Nach diesem, für Paulus und die junge Christenheit, entscheidenden Ereignis, wird er einer von denen, die er bisher verfolgt hatte. Paulus wird Christ. Er verbringt anschließend einige Zeit (drei Jahre?) in Damaskus und "predigt in den Synagogen von Jesus, dass dieser Gottes Sohn sei" (Apostelgeschichte 9,19-20). Als die Juden sich gegen ihn stellen und sogar nach dem Leben trachten, flieht er nach Jerusalem. Dort bekommt er durch seinen späteren Missionsgefährten Barnabas Kontakt zu den Aposteln Petrus, Johannes, Jakobus und anderen. Auch in Jerusalem und der näheren Umgebung entfaltet Paulus eine rege Predigttätigkeit und gerät erneut mit den Juden in Konflikt. Sie wollen ihn töten. Auf den Rat seiner Freunde hin flieht er nach Cäsarea Philippi (etwa 100 Kilometer nördlich des Sees Genezareth, an der Quelle des Jordan). Von dort geht es dann weiter über Antiochien in Syrien nach Tarsus, in seine Geburtsstadt. Später muss Paulus dann aber wieder nach Antiochien zurückgekehrt sein, denn eines Tages wird er von dort mit dem schon oben erwähnten Barnabas als Missionar für die Evangelisationstätigkeit nach Kleinasien ausgesandt.

Nun beginnt für Paulus eine lang anhaltende Missionstätigkeit. Dabei gründet er eine Reihe von Gemeinden, so zum Beispiel in Antiochien (Pisidien) und in Ephesus. Ephesus bildet wahrscheinlich sogar für einige Zeit den Mittelpunkt seiner Missionsarbeit.

Insgesamt spricht man von drei Missionsreisen des Paulus. Als er von seiner dritten Missionsreise nach Jerusalem zurückkehrt, um den Ältesten (=den Jüngern Jesu und den Leitern der Gemeinden in und um Jerusalem) von seiner Arbeit zu berichten, wird er bald darauf festgenommen.

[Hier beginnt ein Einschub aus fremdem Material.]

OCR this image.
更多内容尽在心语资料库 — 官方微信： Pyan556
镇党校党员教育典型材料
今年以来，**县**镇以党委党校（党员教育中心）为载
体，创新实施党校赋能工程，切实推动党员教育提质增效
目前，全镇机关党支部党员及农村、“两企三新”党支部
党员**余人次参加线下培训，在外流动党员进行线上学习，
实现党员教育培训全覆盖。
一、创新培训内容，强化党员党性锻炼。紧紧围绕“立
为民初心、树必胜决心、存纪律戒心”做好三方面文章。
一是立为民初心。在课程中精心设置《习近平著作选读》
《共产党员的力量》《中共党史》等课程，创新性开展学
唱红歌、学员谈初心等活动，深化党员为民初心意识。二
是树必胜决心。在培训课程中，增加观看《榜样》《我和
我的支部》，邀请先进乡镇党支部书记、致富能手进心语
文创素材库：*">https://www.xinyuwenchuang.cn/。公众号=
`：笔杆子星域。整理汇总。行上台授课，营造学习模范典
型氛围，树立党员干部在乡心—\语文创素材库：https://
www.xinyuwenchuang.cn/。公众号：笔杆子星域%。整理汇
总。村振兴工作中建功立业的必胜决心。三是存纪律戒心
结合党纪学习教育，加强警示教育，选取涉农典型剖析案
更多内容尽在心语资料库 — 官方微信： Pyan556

Die Apostelgeschichte schildert im Kapitel 21 die sich überstürzenden Ereignisse in aller Ausführlichkeit. Paulus beruft sich bei verschiedenen Anhörungen durch die Behörden auf seine römische Staatsbürgerschaft und will nur das kaiserliche Gericht in Rom anerkennen. So wird er schließlich nach Rom gebracht. Aus dem Gefängnis in Rom schreibt er einige bedeutende Briefe: so wahrscheinlich den Epheser-, Philipper- und Kolosserbrief.

Wahrscheinlich stirbt Paulus 67 nach Christus in Rom den Märtyrertod durch Enthauptung.